Tuesday’s referendum isn’t the first time voters have been asked to adopt a significant change in the way the city is governed — all in the interest of moving our capital city forward. In times past, Columbians have chosen the city’s future over fear and responded affirmatively. They must do so again Tuesday.

This latest vote comes nearly 22 years to the day that another historic referendum changed the way the city is governed. On Dec. 15, 1981, voters agreed to move away from the at-large system used to elect City Council to the 4-2-1 plan, in which four members are chosen from districts and two are elected at-large along with a mayor. It took two years, legal wrangling, a U.S. Justice Department review and more before the system was actually implemented, resulting in the election of the first two African-American City Council members in 1983.

Many predicted 4-2-1 wouldn’t work, but the Greater Columbia Chamber of Commerce, the NAACP, black community leaders and others fought for the change in an effort to make the council more representative of and responsive to all residents. Over the years, 4-2-1 proved to be a model system and has been universally embraced. And despite claims to the contrary, that system would be unchanged if Columbia adopts the mayor-council (strong mayor) form of government.

That historic change came decades after another significant decision in 1949 by Columbia’s electorate. For years, the city had operated under a commission system that allowed a five-member City Council to run Columbia as a fiefdom. It was a system rife with problems, leading this newspaper’s editorial board, the Columbia chamber and others to demand change; and in 1949 voters agreed to a change that put a city manager in charge of daily operations.

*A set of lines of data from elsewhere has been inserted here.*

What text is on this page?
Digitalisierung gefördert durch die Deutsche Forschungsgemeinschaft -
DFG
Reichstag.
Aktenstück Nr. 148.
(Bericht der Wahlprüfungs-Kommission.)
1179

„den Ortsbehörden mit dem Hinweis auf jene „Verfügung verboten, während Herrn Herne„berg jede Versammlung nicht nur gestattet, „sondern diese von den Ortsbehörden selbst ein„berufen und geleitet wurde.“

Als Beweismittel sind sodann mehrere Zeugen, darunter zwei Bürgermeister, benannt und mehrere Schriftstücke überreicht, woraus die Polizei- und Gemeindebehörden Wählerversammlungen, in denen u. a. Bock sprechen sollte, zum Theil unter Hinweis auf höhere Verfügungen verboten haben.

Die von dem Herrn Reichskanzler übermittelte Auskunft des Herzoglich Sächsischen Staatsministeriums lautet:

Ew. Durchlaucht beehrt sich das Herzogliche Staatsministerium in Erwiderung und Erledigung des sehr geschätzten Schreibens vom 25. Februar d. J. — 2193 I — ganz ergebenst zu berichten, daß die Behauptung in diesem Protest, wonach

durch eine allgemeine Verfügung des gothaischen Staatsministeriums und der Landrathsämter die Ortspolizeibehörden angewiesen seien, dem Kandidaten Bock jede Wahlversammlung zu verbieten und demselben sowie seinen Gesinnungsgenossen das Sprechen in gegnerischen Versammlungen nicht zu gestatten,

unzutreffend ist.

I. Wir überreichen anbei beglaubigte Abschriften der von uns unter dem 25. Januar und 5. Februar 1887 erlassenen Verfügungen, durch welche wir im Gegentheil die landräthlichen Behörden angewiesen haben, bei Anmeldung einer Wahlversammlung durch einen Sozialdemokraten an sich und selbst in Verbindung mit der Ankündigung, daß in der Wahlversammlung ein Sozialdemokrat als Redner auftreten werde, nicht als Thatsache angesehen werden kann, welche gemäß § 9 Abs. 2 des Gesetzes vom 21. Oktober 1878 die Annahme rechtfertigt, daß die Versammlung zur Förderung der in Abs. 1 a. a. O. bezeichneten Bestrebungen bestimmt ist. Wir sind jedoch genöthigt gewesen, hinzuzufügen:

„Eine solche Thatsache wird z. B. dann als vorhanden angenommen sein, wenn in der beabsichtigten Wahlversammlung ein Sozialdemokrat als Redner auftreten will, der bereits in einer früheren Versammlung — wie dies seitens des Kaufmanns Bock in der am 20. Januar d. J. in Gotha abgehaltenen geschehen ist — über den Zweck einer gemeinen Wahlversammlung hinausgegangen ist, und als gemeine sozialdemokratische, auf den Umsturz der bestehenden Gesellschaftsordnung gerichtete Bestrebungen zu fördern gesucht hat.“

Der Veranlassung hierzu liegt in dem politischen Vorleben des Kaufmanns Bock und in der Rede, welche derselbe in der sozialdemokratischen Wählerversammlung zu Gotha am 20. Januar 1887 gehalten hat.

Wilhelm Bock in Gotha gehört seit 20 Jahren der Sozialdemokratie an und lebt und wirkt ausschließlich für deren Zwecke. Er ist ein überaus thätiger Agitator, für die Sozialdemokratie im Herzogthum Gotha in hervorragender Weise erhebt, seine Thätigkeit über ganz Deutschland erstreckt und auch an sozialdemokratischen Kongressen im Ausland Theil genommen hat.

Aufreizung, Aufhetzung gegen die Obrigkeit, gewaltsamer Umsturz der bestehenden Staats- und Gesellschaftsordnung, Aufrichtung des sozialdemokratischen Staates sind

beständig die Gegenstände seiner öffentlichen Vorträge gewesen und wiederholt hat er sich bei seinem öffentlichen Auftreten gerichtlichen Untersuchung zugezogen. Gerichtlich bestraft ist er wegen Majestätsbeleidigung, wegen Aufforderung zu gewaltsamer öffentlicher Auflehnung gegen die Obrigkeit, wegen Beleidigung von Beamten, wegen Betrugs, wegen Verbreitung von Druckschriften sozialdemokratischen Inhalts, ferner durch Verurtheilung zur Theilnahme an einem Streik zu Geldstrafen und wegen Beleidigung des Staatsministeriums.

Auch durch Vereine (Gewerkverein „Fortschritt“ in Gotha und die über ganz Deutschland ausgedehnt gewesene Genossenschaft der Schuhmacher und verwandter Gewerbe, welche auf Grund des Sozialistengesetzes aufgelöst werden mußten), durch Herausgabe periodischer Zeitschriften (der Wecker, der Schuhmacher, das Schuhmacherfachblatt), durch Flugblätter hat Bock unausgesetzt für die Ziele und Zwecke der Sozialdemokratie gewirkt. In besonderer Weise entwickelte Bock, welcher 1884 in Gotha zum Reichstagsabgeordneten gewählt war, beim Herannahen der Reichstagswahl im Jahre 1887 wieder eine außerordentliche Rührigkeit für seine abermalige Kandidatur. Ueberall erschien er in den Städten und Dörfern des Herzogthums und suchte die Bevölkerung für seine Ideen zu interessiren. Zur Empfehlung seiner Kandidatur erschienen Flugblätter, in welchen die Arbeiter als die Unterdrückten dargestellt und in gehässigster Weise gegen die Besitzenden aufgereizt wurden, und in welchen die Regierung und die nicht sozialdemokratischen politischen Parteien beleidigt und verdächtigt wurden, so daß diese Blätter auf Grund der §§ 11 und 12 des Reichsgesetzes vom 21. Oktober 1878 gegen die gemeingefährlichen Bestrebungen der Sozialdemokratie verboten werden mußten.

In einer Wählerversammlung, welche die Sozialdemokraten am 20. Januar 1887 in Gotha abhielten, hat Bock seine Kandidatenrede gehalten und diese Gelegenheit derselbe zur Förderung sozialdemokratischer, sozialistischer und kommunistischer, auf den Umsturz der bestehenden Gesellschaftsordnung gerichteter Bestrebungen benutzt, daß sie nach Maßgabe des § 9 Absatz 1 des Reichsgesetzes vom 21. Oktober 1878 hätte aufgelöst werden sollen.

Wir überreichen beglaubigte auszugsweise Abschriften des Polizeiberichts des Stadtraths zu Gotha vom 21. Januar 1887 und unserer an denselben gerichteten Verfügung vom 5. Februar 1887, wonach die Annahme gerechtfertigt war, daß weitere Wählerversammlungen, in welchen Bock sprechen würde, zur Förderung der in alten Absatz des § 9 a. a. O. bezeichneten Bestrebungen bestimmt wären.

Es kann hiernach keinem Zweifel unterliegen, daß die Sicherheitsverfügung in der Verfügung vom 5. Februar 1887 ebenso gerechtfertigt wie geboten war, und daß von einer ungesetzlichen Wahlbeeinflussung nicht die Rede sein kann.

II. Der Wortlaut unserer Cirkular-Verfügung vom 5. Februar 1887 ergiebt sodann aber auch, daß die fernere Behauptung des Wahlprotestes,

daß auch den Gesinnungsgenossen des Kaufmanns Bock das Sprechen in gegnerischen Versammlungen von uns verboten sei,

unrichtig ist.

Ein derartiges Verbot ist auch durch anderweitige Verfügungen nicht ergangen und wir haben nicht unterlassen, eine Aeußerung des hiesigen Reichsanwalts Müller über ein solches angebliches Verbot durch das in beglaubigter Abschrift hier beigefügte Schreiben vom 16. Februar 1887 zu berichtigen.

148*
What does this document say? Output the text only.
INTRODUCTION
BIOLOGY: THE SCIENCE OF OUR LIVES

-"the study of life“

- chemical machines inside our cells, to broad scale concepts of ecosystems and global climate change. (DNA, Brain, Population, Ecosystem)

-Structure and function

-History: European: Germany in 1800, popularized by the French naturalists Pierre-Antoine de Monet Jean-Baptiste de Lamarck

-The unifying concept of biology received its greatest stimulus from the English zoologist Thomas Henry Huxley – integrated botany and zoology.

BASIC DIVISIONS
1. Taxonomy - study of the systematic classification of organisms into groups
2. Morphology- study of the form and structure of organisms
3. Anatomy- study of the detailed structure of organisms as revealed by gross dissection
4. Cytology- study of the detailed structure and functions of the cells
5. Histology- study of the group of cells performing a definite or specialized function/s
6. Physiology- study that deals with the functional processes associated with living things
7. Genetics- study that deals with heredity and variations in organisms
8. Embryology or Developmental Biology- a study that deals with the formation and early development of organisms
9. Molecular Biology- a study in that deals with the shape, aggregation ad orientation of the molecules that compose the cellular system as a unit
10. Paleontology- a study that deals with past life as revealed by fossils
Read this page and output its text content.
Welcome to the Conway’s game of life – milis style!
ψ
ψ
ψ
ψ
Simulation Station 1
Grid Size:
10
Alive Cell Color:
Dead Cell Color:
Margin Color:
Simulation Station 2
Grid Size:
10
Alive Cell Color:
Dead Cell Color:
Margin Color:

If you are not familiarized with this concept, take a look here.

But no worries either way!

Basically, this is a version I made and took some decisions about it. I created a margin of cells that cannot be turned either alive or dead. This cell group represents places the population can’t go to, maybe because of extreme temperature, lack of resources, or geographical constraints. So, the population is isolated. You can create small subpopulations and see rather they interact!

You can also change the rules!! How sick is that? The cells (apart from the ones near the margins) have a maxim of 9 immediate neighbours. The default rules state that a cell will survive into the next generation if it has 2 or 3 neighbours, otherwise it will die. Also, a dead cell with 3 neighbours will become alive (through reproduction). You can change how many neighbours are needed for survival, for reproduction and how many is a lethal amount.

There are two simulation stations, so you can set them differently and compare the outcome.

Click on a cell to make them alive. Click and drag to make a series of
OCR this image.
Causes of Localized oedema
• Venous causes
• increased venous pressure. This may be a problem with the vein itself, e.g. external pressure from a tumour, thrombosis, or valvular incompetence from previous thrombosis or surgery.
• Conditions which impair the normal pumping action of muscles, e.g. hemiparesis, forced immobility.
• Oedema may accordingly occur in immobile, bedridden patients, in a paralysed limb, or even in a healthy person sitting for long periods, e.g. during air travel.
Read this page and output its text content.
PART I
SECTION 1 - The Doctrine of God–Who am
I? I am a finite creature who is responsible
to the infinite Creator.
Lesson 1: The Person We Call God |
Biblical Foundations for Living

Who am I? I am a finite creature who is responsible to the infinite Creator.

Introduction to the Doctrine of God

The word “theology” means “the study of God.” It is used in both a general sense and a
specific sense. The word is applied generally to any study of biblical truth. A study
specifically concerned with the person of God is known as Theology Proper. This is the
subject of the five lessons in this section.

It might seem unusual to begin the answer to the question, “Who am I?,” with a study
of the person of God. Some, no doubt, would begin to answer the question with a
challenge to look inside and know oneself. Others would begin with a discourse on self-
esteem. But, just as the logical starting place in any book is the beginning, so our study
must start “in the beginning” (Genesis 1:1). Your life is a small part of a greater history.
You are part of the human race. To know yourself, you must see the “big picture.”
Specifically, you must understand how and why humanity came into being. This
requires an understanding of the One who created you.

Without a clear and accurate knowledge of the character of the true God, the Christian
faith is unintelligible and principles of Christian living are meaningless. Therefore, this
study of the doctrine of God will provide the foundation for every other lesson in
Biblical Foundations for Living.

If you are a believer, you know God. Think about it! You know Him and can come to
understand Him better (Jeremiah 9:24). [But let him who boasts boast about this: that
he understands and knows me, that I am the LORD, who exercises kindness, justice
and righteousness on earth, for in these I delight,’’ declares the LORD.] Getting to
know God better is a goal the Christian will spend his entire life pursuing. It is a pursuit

But while that change made sense 64 years ago, council-manager isn’t serving the city well today — a time when Columbia is poised for tremendous economic growth along the river, downtown, along the Bull Street corridor and beyond. When businesses and industry come calling with jobs, tax dollars and new opportunities, the city’s indecisive, unaccountable form of government doesn’t allow it to make definitive, timely decisions needed to seize the moment.

Columbia must push past the fear and trust the representative democracy we all cherish to allow an elected executive to lead this city.